De nada sirvieron las esperanzas casi mágicas que venía tejiendo en el camino, cuando comenzó a hablar me di cuenta de que asistí a la simple transmisión de un mensaje, el único que yo deseaba no escuchar: el peor de los escenarios posibles.

Mi primera respuesta titubeó, con palabras que oscilaban entre lo herido y lo hiriente.

No quise apelar al llanto pelotudo que busca compasión, pero no pude evitar el desborde sincero de un río de lágrimas. Lloraba para adentro y para afuera.

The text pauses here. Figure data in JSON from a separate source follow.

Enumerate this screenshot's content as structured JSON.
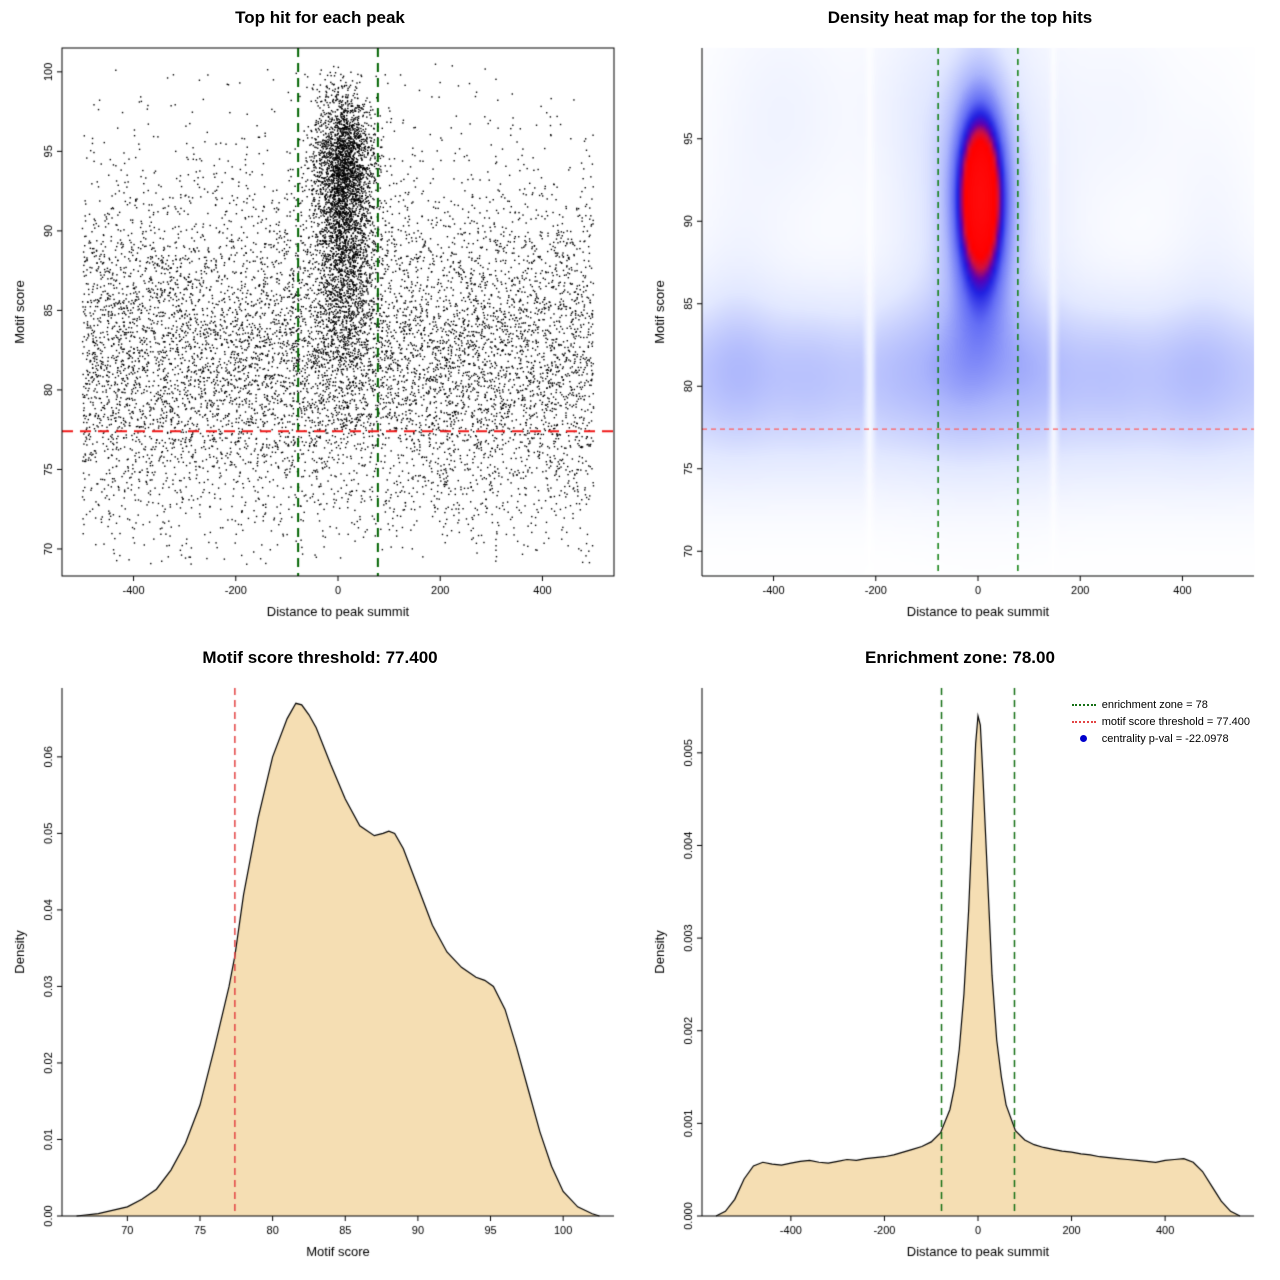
{
  "page": {
    "background": "#ffffff"
  },
  "chart_data": [
    {
      "id": "tophits-scatter",
      "type": "scatter",
      "title": "Top hit for each peak",
      "xlabel": "Distance to peak summit",
      "ylabel": "Motif score",
      "xlim": [
        -540,
        540
      ],
      "ylim": [
        68.3,
        101.5
      ],
      "xticks": {
        "values": [
          -400,
          -200,
          0,
          200,
          400
        ],
        "labels": [
          "-400",
          "-200",
          "0",
          "200",
          "400"
        ]
      },
      "yticks": {
        "values": [
          70,
          75,
          80,
          85,
          90,
          95,
          100
        ],
        "labels": [
          "70",
          "75",
          "80",
          "85",
          "90",
          "95",
          "100"
        ]
      },
      "box": true,
      "point_color": "#000000",
      "point_size": 1.4,
      "vlines": {
        "x": [
          -78,
          78
        ],
        "color": "#006400",
        "dash": [
          9,
          6
        ],
        "width": 2
      },
      "hline": {
        "y": 77.4,
        "color": "#f01818",
        "dash": [
          11,
          7
        ],
        "width": 2
      },
      "model": {
        "seed": 1337,
        "background": {
          "n": 8200,
          "x_min": -500,
          "x_max": 500,
          "y_mean": 82.2,
          "y_sd": 5.4,
          "y_min": 69,
          "y_max": 100.6
        },
        "sprinkle": {
          "n": 500,
          "x_min": -500,
          "x_max": 500,
          "y_min": 70,
          "y_max": 100.4
        },
        "cluster": {
          "n": 3800,
          "x_mean": 12,
          "x_sd": 30,
          "y_max": 100.2,
          "components": [
            {
              "w": 0.5,
              "mean": 94.3,
              "sd": 2.3
            },
            {
              "w": 0.3,
              "mean": 90.2,
              "sd": 2.8
            },
            {
              "w": 0.2,
              "mean": 85.0,
              "sd": 3.6
            }
          ]
        }
      }
    },
    {
      "id": "density-heatmap",
      "type": "heatmap",
      "title": "Density heat map for the top hits",
      "xlabel": "Distance to peak summit",
      "ylabel": "Motif score",
      "xlim": [
        -540,
        540
      ],
      "ylim": [
        68.5,
        100.5
      ],
      "xticks": {
        "values": [
          -400,
          -200,
          0,
          200,
          400
        ],
        "labels": [
          "-400",
          "-200",
          "0",
          "200",
          "400"
        ]
      },
      "yticks": {
        "values": [
          70,
          75,
          80,
          85,
          90,
          95
        ],
        "labels": [
          "70",
          "75",
          "80",
          "85",
          "90",
          "95"
        ]
      },
      "box": false,
      "vlines": {
        "x": [
          -78,
          78
        ],
        "color": "#0b7d0b",
        "dash": [
          6,
          5
        ],
        "width": 1.5
      },
      "hline": {
        "y": 77.4,
        "color": "#ff5c5c",
        "dash": [
          5,
          4
        ],
        "width": 1.2
      },
      "field": {
        "grid": 150,
        "gamma": 0.85,
        "bands": [
          {
            "y": 81.0,
            "sd": 3.2,
            "amp": 0.45,
            "lumpy": true
          },
          {
            "y": 76.2,
            "sd": 2.6,
            "amp": 0.15,
            "lumpy": false
          }
        ],
        "lumps": [
          {
            "x": -470,
            "sd": 45,
            "amp": 0.22
          },
          {
            "x": -330,
            "sd": 55,
            "amp": 0.18
          },
          {
            "x": -150,
            "sd": 50,
            "amp": 0.15
          },
          {
            "x": -40,
            "sd": 45,
            "amp": 0.2
          },
          {
            "x": 110,
            "sd": 50,
            "amp": 0.16
          },
          {
            "x": 260,
            "sd": 60,
            "amp": 0.18
          },
          {
            "x": 420,
            "sd": 55,
            "amp": 0.22
          }
        ],
        "blobs": [
          {
            "x": 5,
            "sx": 100,
            "y": 90.5,
            "sy": 7.5,
            "amp": 0.5
          },
          {
            "x": 5,
            "sx": 36,
            "y": 91.5,
            "sy": 4.3,
            "amp": 1.7
          },
          {
            "x": -380,
            "sx": 90,
            "y": 96.5,
            "sy": 4.5,
            "amp": 0.13
          },
          {
            "x": -120,
            "sx": 70,
            "y": 97.5,
            "sy": 3.5,
            "amp": 0.1
          },
          {
            "x": 280,
            "sx": 80,
            "y": 96.5,
            "sy": 4.0,
            "amp": 0.09
          },
          {
            "x": 460,
            "sx": 60,
            "y": 88.0,
            "sy": 6.0,
            "amp": 0.1
          },
          {
            "x": -470,
            "sx": 60,
            "y": 86.0,
            "sy": 5.0,
            "amp": 0.1
          }
        ],
        "gaps": [
          {
            "x": -212,
            "sd": 6,
            "depth": 0.85
          },
          {
            "x": 148,
            "sd": 5,
            "depth": 0.8
          }
        ],
        "colormap": [
          [
            0.0,
            [
              255,
              255,
              255
            ]
          ],
          [
            0.18,
            [
              226,
              232,
              255
            ]
          ],
          [
            0.36,
            [
              172,
              182,
              252
            ]
          ],
          [
            0.52,
            [
              100,
              110,
              245
            ]
          ],
          [
            0.62,
            [
              32,
              32,
              225
            ]
          ],
          [
            0.68,
            [
              90,
              0,
              180
            ]
          ],
          [
            0.74,
            [
              207,
              16,
              64
            ]
          ],
          [
            0.8,
            [
              255,
              0,
              0
            ]
          ],
          [
            1.0,
            [
              255,
              10,
              10
            ]
          ]
        ]
      }
    },
    {
      "id": "score-density",
      "type": "density",
      "title": "Motif score threshold: 77.400",
      "xlabel": "Motif score",
      "ylabel": "Density",
      "xlim": [
        65.5,
        103.5
      ],
      "ylim": [
        0,
        0.069
      ],
      "xticks": {
        "values": [
          70,
          75,
          80,
          85,
          90,
          95,
          100
        ],
        "labels": [
          "70",
          "75",
          "80",
          "85",
          "90",
          "95",
          "100"
        ]
      },
      "yticks": {
        "values": [
          0,
          0.01,
          0.02,
          0.03,
          0.04,
          0.05,
          0.06
        ],
        "labels": [
          "0.00",
          "0.01",
          "0.02",
          "0.03",
          "0.04",
          "0.05",
          "0.06"
        ]
      },
      "box": false,
      "fill_color": "#f5deb3",
      "line_color": "#000000",
      "vlines": {
        "x": [
          77.4
        ],
        "color": "#e34444",
        "dash": [
          7,
          5
        ],
        "width": 1.5
      },
      "points": [
        [
          66.5,
          0.0
        ],
        [
          68,
          0.0003
        ],
        [
          70,
          0.0012
        ],
        [
          71,
          0.0022
        ],
        [
          72,
          0.0035
        ],
        [
          73,
          0.006
        ],
        [
          74,
          0.0095
        ],
        [
          75,
          0.0145
        ],
        [
          76,
          0.022
        ],
        [
          77,
          0.03
        ],
        [
          77.4,
          0.034
        ],
        [
          78,
          0.042
        ],
        [
          79,
          0.052
        ],
        [
          80,
          0.06
        ],
        [
          81,
          0.065
        ],
        [
          81.6,
          0.067
        ],
        [
          82,
          0.0668
        ],
        [
          82.5,
          0.0655
        ],
        [
          83,
          0.0638
        ],
        [
          84,
          0.059
        ],
        [
          85,
          0.0545
        ],
        [
          86,
          0.051
        ],
        [
          87,
          0.0497
        ],
        [
          87.6,
          0.05
        ],
        [
          88,
          0.0503
        ],
        [
          88.4,
          0.05
        ],
        [
          89,
          0.048
        ],
        [
          90,
          0.043
        ],
        [
          91,
          0.038
        ],
        [
          92,
          0.0345
        ],
        [
          93,
          0.0325
        ],
        [
          94,
          0.0312
        ],
        [
          94.6,
          0.0308
        ],
        [
          95.2,
          0.03
        ],
        [
          96,
          0.027
        ],
        [
          96.8,
          0.022
        ],
        [
          97.6,
          0.0165
        ],
        [
          98.4,
          0.011
        ],
        [
          99.2,
          0.0065
        ],
        [
          100,
          0.0032
        ],
        [
          101,
          0.0012
        ],
        [
          102,
          0.0003
        ],
        [
          102.5,
          0.0
        ]
      ]
    },
    {
      "id": "distance-density",
      "type": "density",
      "title": "Enrichment zone: 78.00",
      "xlabel": "Distance to peak summit",
      "ylabel": "Density",
      "xlim": [
        -590,
        590
      ],
      "ylim": [
        0,
        0.0057
      ],
      "xticks": {
        "values": [
          -400,
          -200,
          0,
          200,
          400
        ],
        "labels": [
          "-400",
          "-200",
          "0",
          "200",
          "400"
        ]
      },
      "yticks": {
        "values": [
          0,
          0.001,
          0.002,
          0.003,
          0.004,
          0.005
        ],
        "labels": [
          "0.000",
          "0.001",
          "0.002",
          "0.003",
          "0.004",
          "0.005"
        ]
      },
      "box": false,
      "fill_color": "#f5deb3",
      "line_color": "#000000",
      "vlines": {
        "x": [
          -78,
          78
        ],
        "color": "#157015",
        "dash": [
          7,
          5
        ],
        "width": 1.5
      },
      "legend": {
        "items": [
          {
            "glyph": "dotted-line",
            "color": "#157015",
            "label": "enrichment zone = 78"
          },
          {
            "glyph": "dotted-line",
            "color": "#e34444",
            "label": "motif score threshold = 77.400"
          },
          {
            "glyph": "dot",
            "color": "#0000cc",
            "label": "centrality p-val = -22.0978"
          }
        ]
      },
      "points": [
        [
          -560,
          0.0
        ],
        [
          -540,
          5e-05
        ],
        [
          -520,
          0.00018
        ],
        [
          -500,
          0.0004
        ],
        [
          -480,
          0.00054
        ],
        [
          -460,
          0.00058
        ],
        [
          -440,
          0.00056
        ],
        [
          -420,
          0.00055
        ],
        [
          -400,
          0.00057
        ],
        [
          -380,
          0.00059
        ],
        [
          -360,
          0.0006
        ],
        [
          -340,
          0.00058
        ],
        [
          -320,
          0.00057
        ],
        [
          -300,
          0.00059
        ],
        [
          -280,
          0.00061
        ],
        [
          -260,
          0.0006
        ],
        [
          -240,
          0.00062
        ],
        [
          -220,
          0.00063
        ],
        [
          -200,
          0.00064
        ],
        [
          -180,
          0.00066
        ],
        [
          -160,
          0.00069
        ],
        [
          -140,
          0.00072
        ],
        [
          -120,
          0.00075
        ],
        [
          -100,
          0.0008
        ],
        [
          -80,
          0.0009
        ],
        [
          -60,
          0.00115
        ],
        [
          -50,
          0.0014
        ],
        [
          -40,
          0.0018
        ],
        [
          -30,
          0.0024
        ],
        [
          -20,
          0.0033
        ],
        [
          -10,
          0.0045
        ],
        [
          -5,
          0.0051
        ],
        [
          0,
          0.0054
        ],
        [
          5,
          0.0053
        ],
        [
          10,
          0.0048
        ],
        [
          20,
          0.0037
        ],
        [
          30,
          0.0026
        ],
        [
          40,
          0.0019
        ],
        [
          50,
          0.0015
        ],
        [
          60,
          0.0012
        ],
        [
          80,
          0.00092
        ],
        [
          100,
          0.00082
        ],
        [
          120,
          0.00077
        ],
        [
          140,
          0.00074
        ],
        [
          160,
          0.00072
        ],
        [
          180,
          0.0007
        ],
        [
          200,
          0.00069
        ],
        [
          220,
          0.00067
        ],
        [
          240,
          0.00066
        ],
        [
          260,
          0.00064
        ],
        [
          280,
          0.00063
        ],
        [
          300,
          0.00062
        ],
        [
          320,
          0.00061
        ],
        [
          340,
          0.0006
        ],
        [
          360,
          0.00059
        ],
        [
          380,
          0.00058
        ],
        [
          400,
          0.0006
        ],
        [
          420,
          0.00061
        ],
        [
          440,
          0.00062
        ],
        [
          460,
          0.00058
        ],
        [
          480,
          0.00048
        ],
        [
          500,
          0.00032
        ],
        [
          520,
          0.00016
        ],
        [
          540,
          5e-05
        ],
        [
          560,
          0.0
        ]
      ]
    }
  ]
}
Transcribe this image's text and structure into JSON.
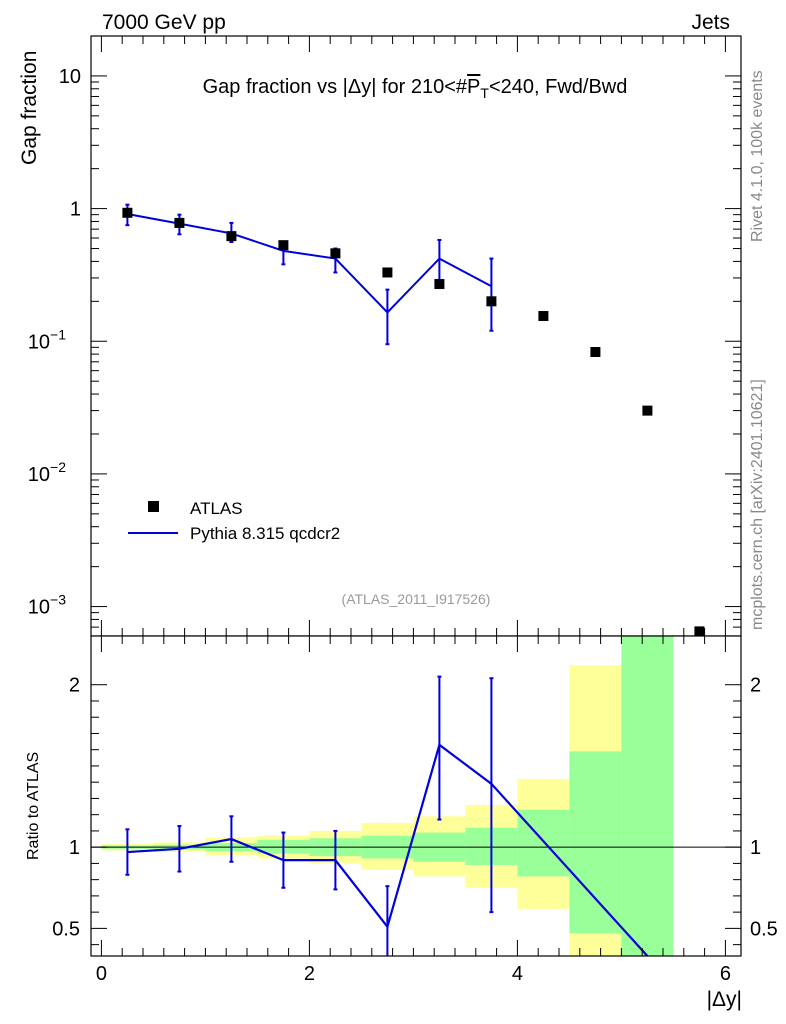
{
  "header": {
    "left": "7000 GeV pp",
    "right": "Jets"
  },
  "side_labels": {
    "rivet": "Rivet 4.1.0,  100k events",
    "mcplots": "mcplots.cern.ch [arXiv:2401.10621]"
  },
  "chart_data": [
    {
      "type": "scatter",
      "title_parts": {
        "pre": "Gap fraction vs |Δy| for 210<#",
        "overline": "P",
        "sub": "T",
        "post": "<240, Fwd/Bwd"
      },
      "ylabel": "Gap fraction",
      "yscale": "log",
      "ylim": [
        0.0006,
        20
      ],
      "xlim": [
        -0.1,
        6.15
      ],
      "yticks": [
        {
          "value": 10,
          "label": "10"
        },
        {
          "value": 1,
          "label": "1"
        },
        {
          "value": 0.1,
          "label": "10",
          "exp": "−1"
        },
        {
          "value": 0.01,
          "label": "10",
          "exp": "−2"
        },
        {
          "value": 0.001,
          "label": "10",
          "exp": "−3"
        }
      ],
      "analysis_tag": "(ATLAS_2011_I917526)",
      "legend": {
        "position": "bottom-left",
        "entries": [
          "ATLAS",
          "Pythia 8.315 qcdcr2"
        ]
      },
      "series": [
        {
          "name": "ATLAS",
          "color": "#000000",
          "marker": "square",
          "x": [
            0.25,
            0.75,
            1.25,
            1.75,
            2.25,
            2.75,
            3.25,
            3.75,
            4.25,
            4.75,
            5.25,
            5.75
          ],
          "y": [
            0.93,
            0.78,
            0.62,
            0.53,
            0.46,
            0.33,
            0.27,
            0.2,
            0.155,
            0.083,
            0.03,
            0.00065
          ]
        },
        {
          "name": "Pythia 8.315 qcdcr2",
          "color": "#0000dd",
          "marker": "line",
          "x": [
            0.25,
            0.75,
            1.25,
            1.75,
            2.25,
            2.75,
            3.25,
            3.75
          ],
          "y": [
            0.91,
            0.77,
            0.65,
            0.48,
            0.42,
            0.165,
            0.42,
            0.26
          ],
          "err_lo": [
            0.16,
            0.13,
            0.09,
            0.1,
            0.09,
            0.07,
            0.16,
            0.14
          ],
          "err_hi": [
            0.16,
            0.13,
            0.13,
            0.07,
            0.08,
            0.08,
            0.16,
            0.16
          ]
        }
      ]
    },
    {
      "type": "line",
      "ylabel": "Ratio to ATLAS",
      "xlabel": "|Δy|",
      "ylim": [
        0.33,
        2.3
      ],
      "xlim": [
        -0.1,
        6.15
      ],
      "yticks": [
        {
          "value": 2,
          "label": "2"
        },
        {
          "value": 1,
          "label": "1"
        },
        {
          "value": 0.5,
          "label": "0.5"
        }
      ],
      "xticks": [
        {
          "value": 0,
          "label": "0"
        },
        {
          "value": 2,
          "label": "2"
        },
        {
          "value": 4,
          "label": "4"
        },
        {
          "value": 6,
          "label": "6"
        }
      ],
      "bands": {
        "edges": [
          0,
          0.5,
          1.0,
          1.5,
          2.0,
          2.5,
          3.0,
          3.5,
          4.0,
          4.5,
          5.0,
          5.5
        ],
        "inner_color": "#99ff99",
        "outer_color": "#ffff99",
        "inner_lo": [
          0.99,
          0.985,
          0.975,
          0.96,
          0.945,
          0.93,
          0.91,
          0.89,
          0.82,
          0.47,
          0.3
        ],
        "inner_hi": [
          1.01,
          1.015,
          1.025,
          1.045,
          1.055,
          1.07,
          1.09,
          1.12,
          1.23,
          1.59,
          2.4
        ],
        "outer_lo": [
          0.98,
          0.97,
          0.95,
          0.93,
          0.9,
          0.86,
          0.82,
          0.75,
          0.62,
          0.3,
          0.3
        ],
        "outer_hi": [
          1.02,
          1.03,
          1.06,
          1.07,
          1.1,
          1.15,
          1.19,
          1.26,
          1.42,
          2.12,
          2.4
        ]
      },
      "series": [
        {
          "name": "Pythia 8.315 qcdcr2 / ATLAS",
          "color": "#0000dd",
          "x": [
            0.25,
            0.75,
            1.25,
            1.75,
            2.25,
            2.75,
            3.25,
            3.75,
            5.25
          ],
          "y": [
            0.97,
            0.99,
            1.05,
            0.92,
            0.92,
            0.51,
            1.63,
            1.39,
            0.33
          ],
          "err_lo": [
            0.14,
            0.14,
            0.14,
            0.17,
            0.18,
            0.2,
            0.46,
            0.79,
            0
          ],
          "err_hi": [
            0.14,
            0.14,
            0.14,
            0.17,
            0.18,
            0.25,
            0.42,
            0.65,
            0
          ]
        }
      ]
    }
  ]
}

En algún momento vino el empate de los colombianos, que advertí varios minutos más tarde cuando levanté la cabeza de la mesa humedecida. La muzzarella ya estaba fría.

Pretendí darle un poquito de no sé qué a mi vida sin épica y, convertido en una especie de Obdulio Varela queriendo remontar el trámite amargo y desfavorable, reclamé otra oportunidad, un hilo de esperanza, algo de dónde agarrarme, algo.

Y no, no hay manera.

Ya entonces, ahí mismo, me imagino un futuro extrañándote: tus besos y tus abrazos, tu inteligencia siempre sensible, tu sensibilidad siempre inteligente y, entre un millón de etcéteras, tus palabras y tu piel.

◆◆◆

Pienso mucho. Sintetizo todo y esbozo un comentario que no recuerdo.

-No intelectualices -me corta un dedo acusador que sí recuerdo.

Ya casi es media noche. Ella advierte la hora, ella paga, ella se retira.

La pantalla anuncia el final del partido. Un colombiano festeja, un brasileño protesta. Del otro lado, abajo del televisor, un pueblerino llora en una Montevideo que nunca le fue tan lejana. Puta Montevideo, tan compañera y tan ajena.